Il ouvrit la caisse métallique en crochetant un cadenas ouvert et secoua une bombe de peinture violette. Il commença à repeindre les gilets qui lui tombaient sous la main en appliquant à l'aide d'un pochoir son logo sur le drapeau des Etats-Unis. Hin hin hin. La garde nationale paraderait bientôt avec ses couleurs ! Même Batman ne s'attendrait pas à une telle initiative, lui, Agent of The Bat allait gagner ses premiers galons par cette audacieuse mais admirable opération.
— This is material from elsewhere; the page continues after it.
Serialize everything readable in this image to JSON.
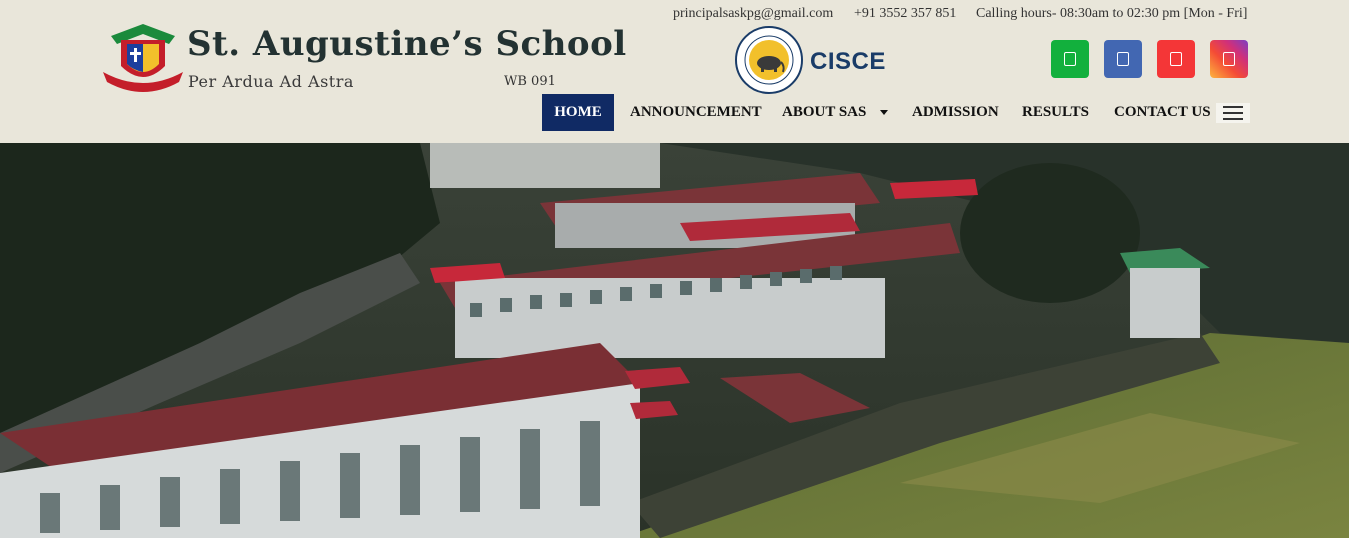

Hélas, au bout de quelques minutes outrageusement longues, une étrange vérité frappa la mite : c'était pénible. Un petit tag prenait, le temps de sortir le gilet, de le déplier, de poser le pochoir, de secouer la bombe et de peindre, environ cinq minutes. Et chaque caisse contenait dix gilets, une palette contenait dix caisses. Rien que pour finir une palette il lui faudrait plus de huit heures ! L'opération de marquage prenait un détour mathématiques inattendu.

La mite s'arrêta donc un instant et réfléchit* en s'installant dans un rack. Soudain, il entrevu LA solution ! Oui, hin hin hin, c'était le meilleur moyen et le plus fiable pour que son opération soit un succès ! Le plan "B" se déroulerait en 4 étapes :


  • Trouver l'équipement adéquat ;
  • Réquisitionner ledit équipement ;
  • Utiliser l'équipement ;
  • Court-circuiter le système anti-incendie.


Le plan, rebaptisé "T.R.U.C", prenait forme ! Il se leva sous une impulsion euphorique, marcha sur la bombe de peinture qu'il avait laissé au sol, glissa, tomba dans un carton de gilet qui ploya sous son poids et l'envoya dans une mer de film plastique coupé. L'opération atteignait son rythme de croisière.

Killer Moth était dans la brèche.

* Méthode éprouvée pour aggraver une situation.